Fast jeder Gastgeber kennt solche Nöte. Im vergangenen Jahr etwa durfte die Frankfurter Buchmesse leidvoll erfahren, dass es nicht so einfach ist, ein Gastland namens China zu haben. Denn die Chinesen sagten: "Wenn ihr zu dem Symposion 'China und die Welt' auch Regimekritiker und Exilchinesen einladet, dann – tja, dann garantieren wir für nichts." Natürlich war die Buchmesse ein guter Gastgeber und lud die Regimekritikerin Dai Qin und den Exilschriftsteller Bei Ling wieder aus. Als die dann aber doch kamen, um ein Statement zu verlesen, verließen die offiziellen chinesischen Gäste beleidigt den Raum. Ach Menno, ist das kompliziert – arme Buchmesse!
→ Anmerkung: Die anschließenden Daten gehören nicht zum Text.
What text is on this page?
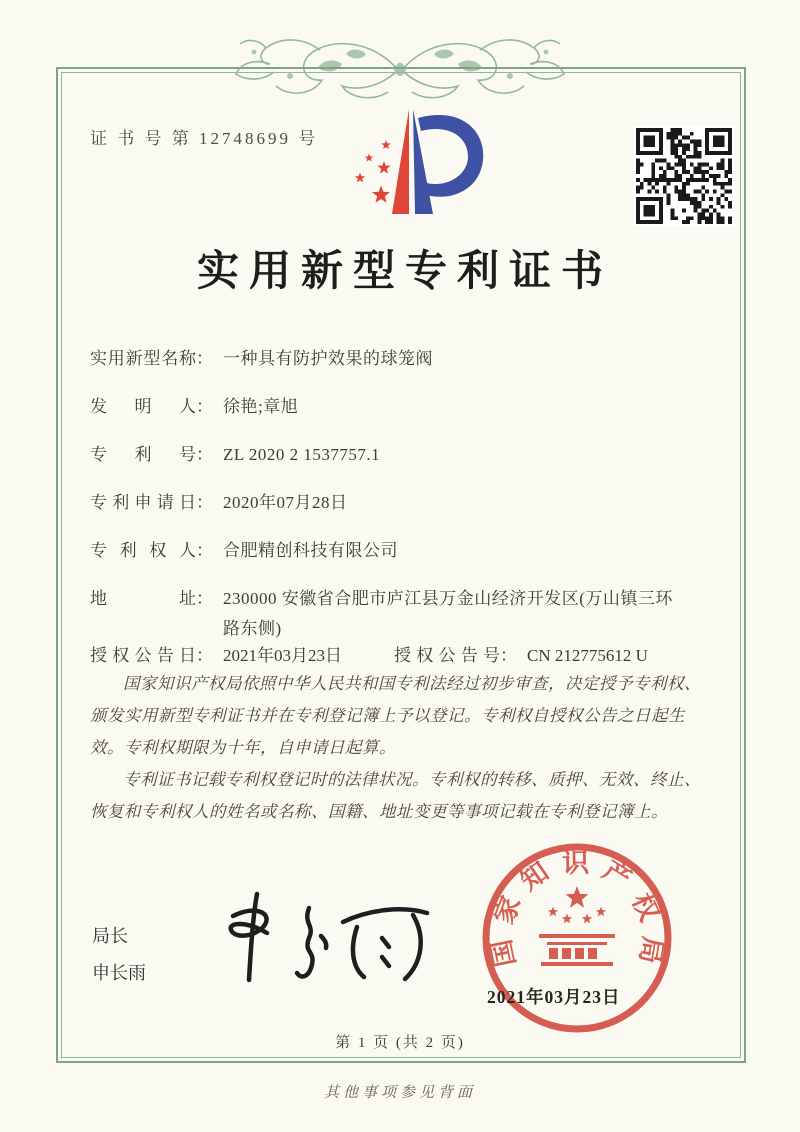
证 书 号 第 12748699 号
实用新型专利证书
实 用 新 型 名 称 ： 一种具有防护效果的球笼阀
发 明 人 ： 徐艳;章旭
专 利 号 ： ZL 2020 2 1537757.1
专 利 申 请 日 ： 2020年07月28日
专 利 权 人 ： 合肥精创科技有限公司
地	址 ： 230000 安徽省合肥市庐江县万金山经济开发区(万山镇三环路东侧)
授 权 公 告 日 ： 2021年03月23日	授 权 公 告 号 ： CN 212775612 U

国家知识产权局依照中华人民共和国专利法经过初步审查，决定授予专利权、颁发实用新型专利证书并在专利登记簿上予以登记。专利权自授权公告之日起生效。专利权期限为十年，自申请日起算。

专利证书记载专利权登记时的法律状况。专利权的转移、质押、无效、终止、恢复和专利权人的姓名或名称、国籍、地址变更等事项记载在专利登记簿上。

局长
申长雨
国家知识产权局
2021年03月23日
第 1 页 (共 2 页)
其他事项参见背面
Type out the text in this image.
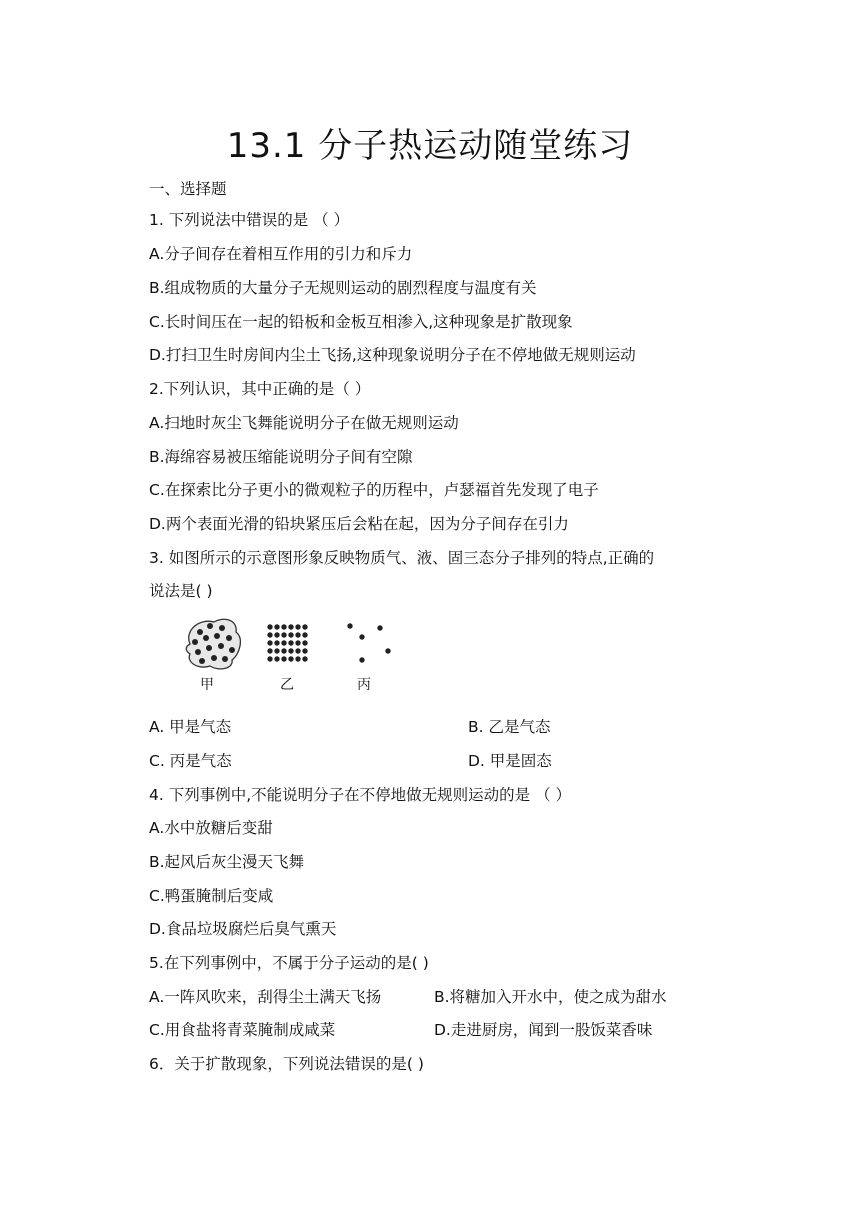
13.1 分子热运动随堂练习
一、选择题
1. 下列说法中错误的是 （ ）
A.分子间存在着相互作用的引力和斥力
B.组成物质的大量分子无规则运动的剧烈程度与温度有关
C.长时间压在一起的铅板和金板互相渗入,这种现象是扩散现象
D.打扫卫生时房间内尘土飞扬,这种现象说明分子在不停地做无规则运动
2.下列认识，其中正确的是（ ）
A.扫地时灰尘飞舞能说明分子在做无规则运动
B.海绵容易被压缩能说明分子间有空隙
C.在探索比分子更小的微观粒子的历程中，卢瑟福首先发现了电子
D.两个表面光滑的铅块紧压后会粘在起，因为分子间存在引力
3. 如图所示的示意图形象反映物质气、液、固三态分子排列的特点,正确的
说法是( )
甲	乙	丙
A. 甲是气态	B. 乙是气态
C. 丙是气态	D. 甲是固态
4. 下列事例中,不能说明分子在不停地做无规则运动的是 （ ）
A.水中放糖后变甜
B.起风后灰尘漫天飞舞
C.鸭蛋腌制后变咸
D.食品垃圾腐烂后臭气熏天
5.在下列事例中，不属于分子运动的是( )
A.一阵风吹来，刮得尘土满天飞扬	B.将糖加入开水中，使之成为甜水
C.用食盐将青菜腌制成咸菜	D.走进厨房，闻到一股饭菜香味
6．关于扩散现象，下列说法错误的是( )
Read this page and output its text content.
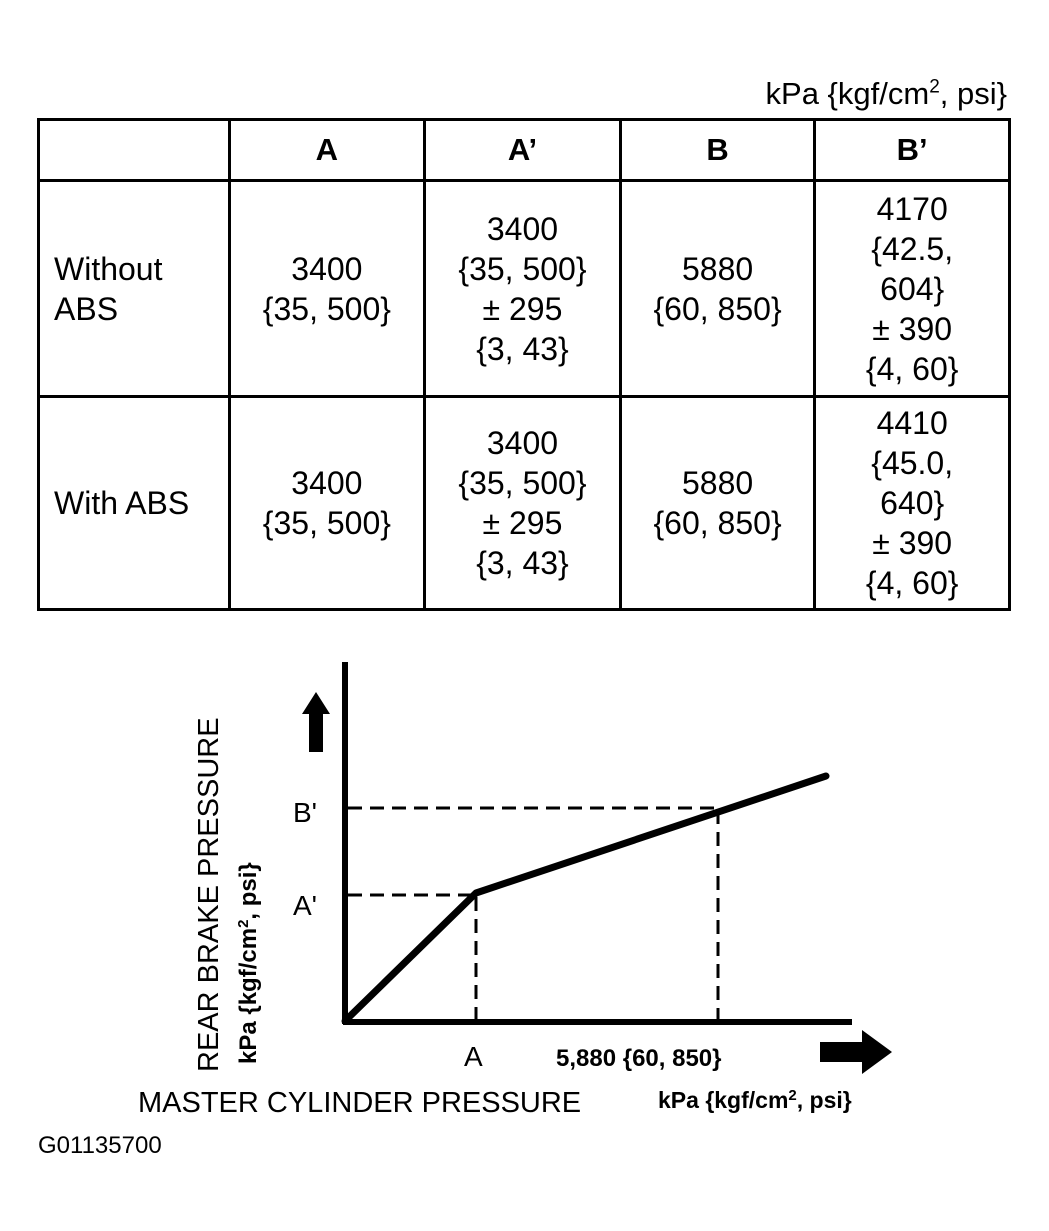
kPa {$kgf/cm^2$, psi}
	A	A’	B	B’

Without
ABS	3400
{35, 500}	3400
{35, 500}
± 295
{3, 43}	5880
{60, 850}	4170
{42.5,
604}
± 390
{4, 60}

With ABS	3400
{35, 500}	3400
{35, 500}
± 295
{3, 43}	5880
{60, 850}	4410
{45.0,
640}
± 390
{4, 60}
B'
A'
A	5,880 {60, 850}
REAR BRAKE PRESSURE kPa {$kgf/cm^2$, psi}
MASTER CYLINDER PRESSURE	kPa {$kgf/cm^2$, psi}
G01135700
Ein gar nicht unähnlicher Fall ereignet sich dieser Tage in Berlin. In der Rolle des Gastgebers fungiert das Institut für Kultur- und Medienmanagement (IKM) der Freien Universität Berlin. Ganz so einfach ist das aber nicht, denn das IKM wollte Anfang Juli seine Tagung "Die Neue Nähe – Kultur, Medien und Politik im Netzwerkzeitalter" in den Räumen der damit ebenfalls gastgebenden (und auch kooperierenden) Volksbühne am Rosa-Luxemburg-Platz abhalten. Womit das IKM zweifelsohne nicht rechnete: Auch die Volksbühne hat ihre Exil-Chinesen. Und ausgerechnet so ein Exil-Chinese steht auf der Rednerliste des IKMs – was dessen Direktor Klaus Siebenhaar freilich nicht ahnen konnte, denn die Exilierung der betreffenden Person, des ehemaligen Volksbühnen-Chefdramaturgen Stefan Rosinski, wurde erst vor wenigen Tagen bekannt.
Doch man würde den Großen Vorsitzenden der Volksbühne in seiner unendlichen Weisheit unterschätzen, wüsste er nicht auch in so einer prekären Situation Rat. Über seine verbliebenen Propagandaminister, die am Haus Dramaturgen genannt werden, ließ er an das IKM verlauten: "Ihrem verständlichen Anliegen, dass Stefan Rosinski auf dem geplanten Panel in der Funktion als Kulturmanager auftritt, können wir leider nicht entsprechen. Da die Konferenz in den Räumen der Volksbühne stattfindet, ergäbe sich zwangsläufig eine Beziehung zwischen Herrn Rosinski und seiner ehemaligen Funktion als Chefdramaturg. Dies ist von der Theaterleitung nicht gewünscht. Ich hoffe, Sie haben Verständnis für diese Entscheidung. Zudem würde ich Sie bitten, in dem Programm die Teilnahme von Stefan Rosinski herauszunehmen."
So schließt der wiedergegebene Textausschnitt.